1. L'Alta Corte dell'Orissa ha stabilito che le criptovalute non sono considerate denaro secondo la legge indiana.

  2. Il giudice Sasikanta Mishra ha chiarito che il semplice commercio di criptovalute non è illegale.

  3. La sentenza è arrivata in relazione ad un caso relativo ad un sospetto schema Ponzi.

Un’alta corte indiana ha stabilito che commerciare in criptovalute non è illegale. La sentenza è arrivata in relazione a un caso riguardante uno schema Ponzi crittografico.

Un sospetto schema Ponzi

La sentenza riguarda un caso che coinvolge due persone sospettate di gestire uno schema Ponzi. Lo schema ruotava attorno a una falsa criptovaluta soprannominata Yes World Token.

Prendendo di mira i privati, la truffa prometteva agli investitori rendimenti redditizi sugli investimenti. Come ogni schema Ponzi, gli utenti erano incentivati ​​ad aggiungere più membri. 

Verrebbero ricompensati con interessi o bonus proporzionali al numero di nuovi membri reclutati.

Con questo approccio di marketing multilivello (MLM), lo schema è riuscito a creare una vasta rete di utenti.

Il duo avrebbe creato dei trust wallet, che non devono essere confusi con i popolari portafogli di criptovaluta che portano lo stesso nome.

È interessante notare che gli imputati non sono stati accusati. Il giudice Mishra ha osservato che non c'erano prove di un trasferimento diretto di denaro dagli investitori agli accusati.

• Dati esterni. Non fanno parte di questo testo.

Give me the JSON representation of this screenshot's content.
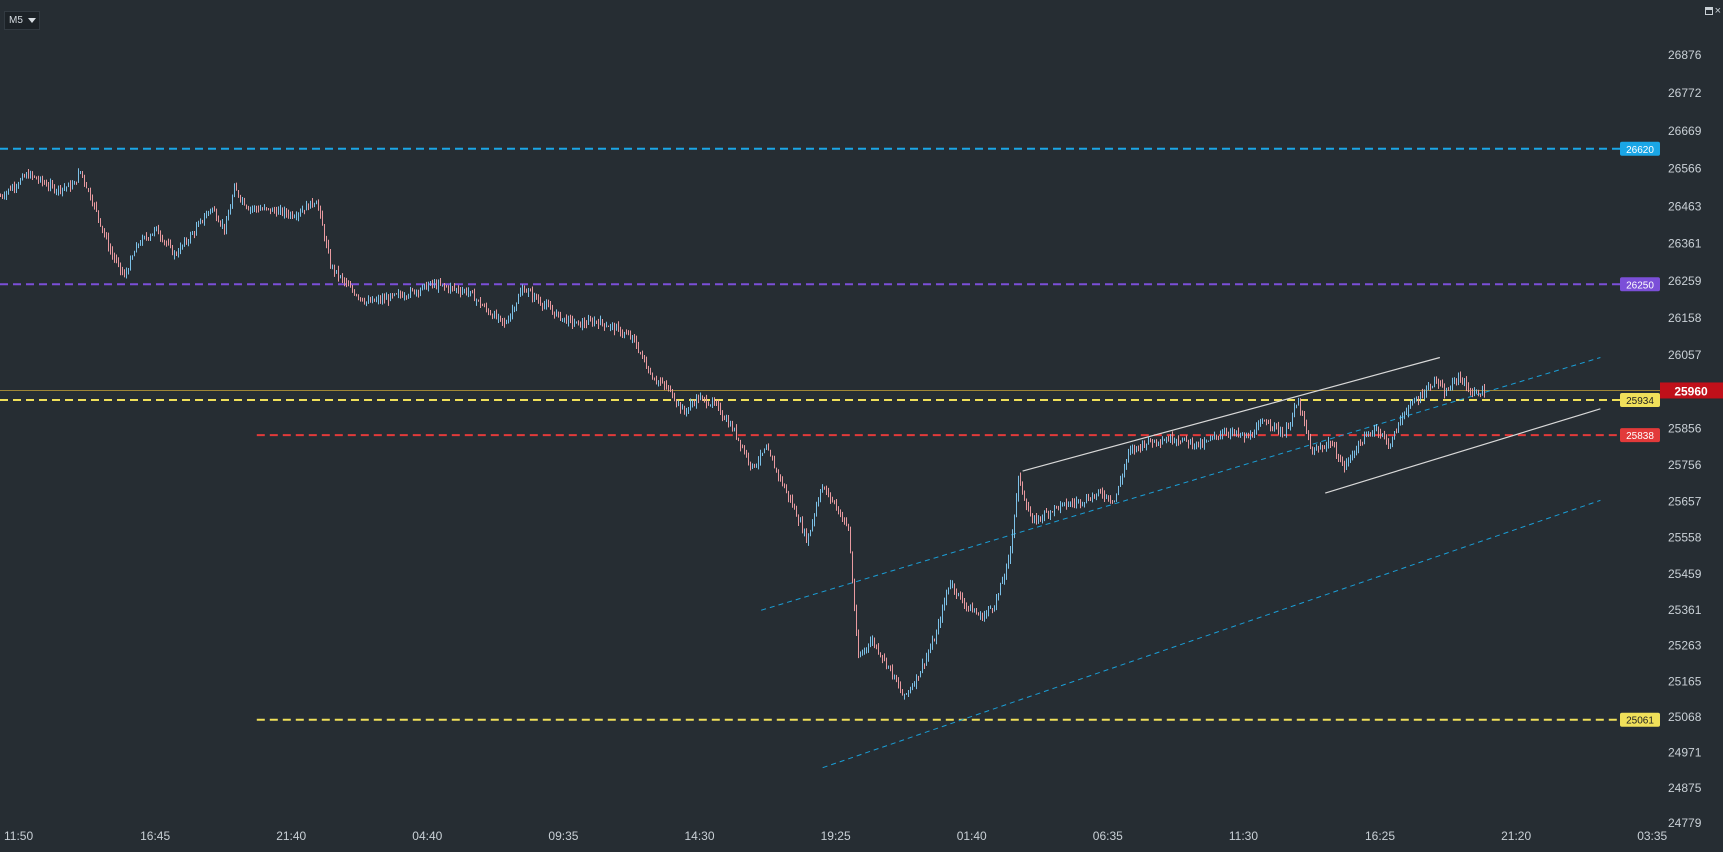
{
  "toolbar": {
    "timeframe_label": "M5"
  },
  "window_controls": {
    "restore_icon": "restore-icon",
    "close_icon": "close-icon",
    "close_glyph": "×"
  },
  "colors": {
    "background": "#262d33",
    "text": "#c9d0d6",
    "bull_candle": "#7cc0e6",
    "bear_candle": "#e89aa0",
    "level_cyan": "#1aa6e6",
    "level_purple": "#7b4fd8",
    "level_yellow": "#f0e05a",
    "level_red": "#e23a3a",
    "price_current": "#c0101a",
    "trendline_white": "#d8d8d8",
    "channel_blue": "#1a9ed6"
  },
  "chart_data": {
    "type": "candlestick",
    "instrument_timeframe": "M5",
    "ylim": [
      24779,
      26980
    ],
    "y_ticks": [
      "26876",
      "26772",
      "26669",
      "26566",
      "26463",
      "26361",
      "26259",
      "26158",
      "26057",
      "25856",
      "25756",
      "25657",
      "25558",
      "25459",
      "25361",
      "25263",
      "25165",
      "25068",
      "24971",
      "24875",
      "24779"
    ],
    "x_ticks": [
      "11:50",
      "16:45",
      "21:40",
      "04:40",
      "09:35",
      "14:30",
      "19:25",
      "01:40",
      "06:35",
      "11:30",
      "16:25",
      "21:20",
      "03:35"
    ],
    "current_price": {
      "value": 25960,
      "label": "25960"
    },
    "horizontal_levels": [
      {
        "value": 26620,
        "label": "26620",
        "color": "#1aa6e6",
        "from_index": 0
      },
      {
        "value": 26250,
        "label": "26250",
        "color": "#7b4fd8",
        "from_index": 0
      },
      {
        "value": 25934,
        "label": "25934",
        "color": "#f0e05a",
        "from_index": 0
      },
      {
        "value": 25838,
        "label": "25838",
        "color": "#e23a3a",
        "from_index": 2
      },
      {
        "value": 25061,
        "label": "25061",
        "color": "#f0e05a",
        "from_index": 2
      }
    ],
    "price_path": [
      [
        0,
        26490
      ],
      [
        3,
        26550
      ],
      [
        6,
        26510
      ],
      [
        8,
        26520
      ],
      [
        8.7,
        26560
      ],
      [
        10,
        26480
      ],
      [
        12,
        26340
      ],
      [
        13.5,
        26270
      ],
      [
        15,
        26360
      ],
      [
        17,
        26400
      ],
      [
        19,
        26330
      ],
      [
        21,
        26390
      ],
      [
        23,
        26460
      ],
      [
        24.5,
        26400
      ],
      [
        25.5,
        26510
      ],
      [
        27,
        26460
      ],
      [
        30,
        26450
      ],
      [
        32,
        26440
      ],
      [
        34.5,
        26480
      ],
      [
        36,
        26300
      ],
      [
        38,
        26240
      ],
      [
        40,
        26200
      ],
      [
        42,
        26210
      ],
      [
        45,
        26230
      ],
      [
        47,
        26250
      ],
      [
        49,
        26240
      ],
      [
        51,
        26230
      ],
      [
        53,
        26180
      ],
      [
        55,
        26140
      ],
      [
        57,
        26240
      ],
      [
        59,
        26200
      ],
      [
        61,
        26160
      ],
      [
        63,
        26140
      ],
      [
        65,
        26150
      ],
      [
        67,
        26130
      ],
      [
        69,
        26100
      ],
      [
        71,
        26000
      ],
      [
        73,
        25960
      ],
      [
        74.5,
        25900
      ],
      [
        76,
        25940
      ],
      [
        78,
        25920
      ],
      [
        80,
        25850
      ],
      [
        82,
        25750
      ],
      [
        83.5,
        25800
      ],
      [
        85,
        25720
      ],
      [
        86.5,
        25640
      ],
      [
        88,
        25550
      ],
      [
        89.5,
        25700
      ],
      [
        91,
        25650
      ],
      [
        92.5,
        25580
      ],
      [
        93.5,
        25230
      ],
      [
        95,
        25280
      ],
      [
        97,
        25200
      ],
      [
        98.5,
        25120
      ],
      [
        100,
        25180
      ],
      [
        102,
        25290
      ],
      [
        103.5,
        25440
      ],
      [
        105,
        25380
      ],
      [
        107,
        25340
      ],
      [
        108.5,
        25380
      ],
      [
        110,
        25500
      ],
      [
        111,
        25720
      ],
      [
        112.5,
        25600
      ],
      [
        115,
        25640
      ],
      [
        118,
        25660
      ],
      [
        120,
        25680
      ],
      [
        121.5,
        25660
      ],
      [
        123,
        25790
      ],
      [
        125,
        25820
      ],
      [
        128,
        25830
      ],
      [
        131,
        25810
      ],
      [
        133.5,
        25850
      ],
      [
        136,
        25830
      ],
      [
        138,
        25880
      ],
      [
        140,
        25840
      ],
      [
        141.5,
        25930
      ],
      [
        143,
        25790
      ],
      [
        145,
        25820
      ],
      [
        146.5,
        25750
      ],
      [
        148,
        25810
      ],
      [
        150,
        25860
      ],
      [
        151.5,
        25810
      ],
      [
        153,
        25900
      ],
      [
        155,
        25950
      ],
      [
        156.5,
        25990
      ],
      [
        157.5,
        25950
      ],
      [
        159,
        26000
      ],
      [
        160.5,
        25950
      ],
      [
        162,
        25960
      ]
    ],
    "trendlines": [
      {
        "from": [
          111.5,
          25740
        ],
        "to": [
          157,
          26050
        ],
        "color": "#d8d8d8"
      },
      {
        "from": [
          144.5,
          25680
        ],
        "to": [
          174.5,
          25910
        ],
        "color": "#d8d8d8"
      },
      {
        "from": [
          83,
          25360
        ],
        "to": [
          174.5,
          26050
        ],
        "color": "#1a9ed6",
        "dashed": true
      },
      {
        "from": [
          89.7,
          24930
        ],
        "to": [
          174.5,
          25660
        ],
        "color": "#1a9ed6",
        "dashed": true
      }
    ]
  }
}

Invece, tutti i fondi sono rimasti nei portafogli degli investitori. Pertanto, non vi era alcuna prova di guadagno finanziario diretto o di incentivo disonesto.


La criptovaluta non è denaro

La domanda scottante era se queste attività fossero considerate illecite ai sensi del Prize Chits and Money Circulation Schemes (Banning) Act indiano e dell’Odisha Protection of Interests of Depositors (OPID) Act.

Il giudice ha stabilito che "la criptovaluta non è denaro", aggiungendo che "l'investimento effettuato dal pubblico in generale in criptovaluta non può rientrare nella natura di deposito ai sensi della legge OPID".

Pertanto la sentenza concludeva:

Il semplice commercio di criptovaluta non può essere considerato illegale in alcun modo. Pertanto, non può essere considerato un reato ai sensi della legge OPID.

Secondo Mishra, il sistema operava su base “da persona a piattaforma”. Lui ha spiegato:

Si può solo affermare che l’imputato ha tentato di convincere il pubblico […] Considerando il metodo adottato “person to platform”, non si può affermare che l’imputato abbia truffato qualcuno, soprattutto in considerazione del fatto che qualsiasi somma investita da qualsiasi la persona rimane al sicuro nel suo portafoglio fiduciario.

La sentenza del giudice Mishar è in linea con l’attuale definizione indiana di criptovalute. Sebbene non esistano normative solide, la nazione considera le criptovalute come “risorse digitali virtuali”.

Le risorse digitali non possono essere utilizzate come moneta a corso legale all'interno della giurisdizione, ma sono soggette a obblighi fiscali come un'imposta TDS dell'1% e un'imposta sulle plusvalenze del 30%.

L'India sta attualmente lavorando per concedere licenze ai fornitori di servizi di criptovaluta.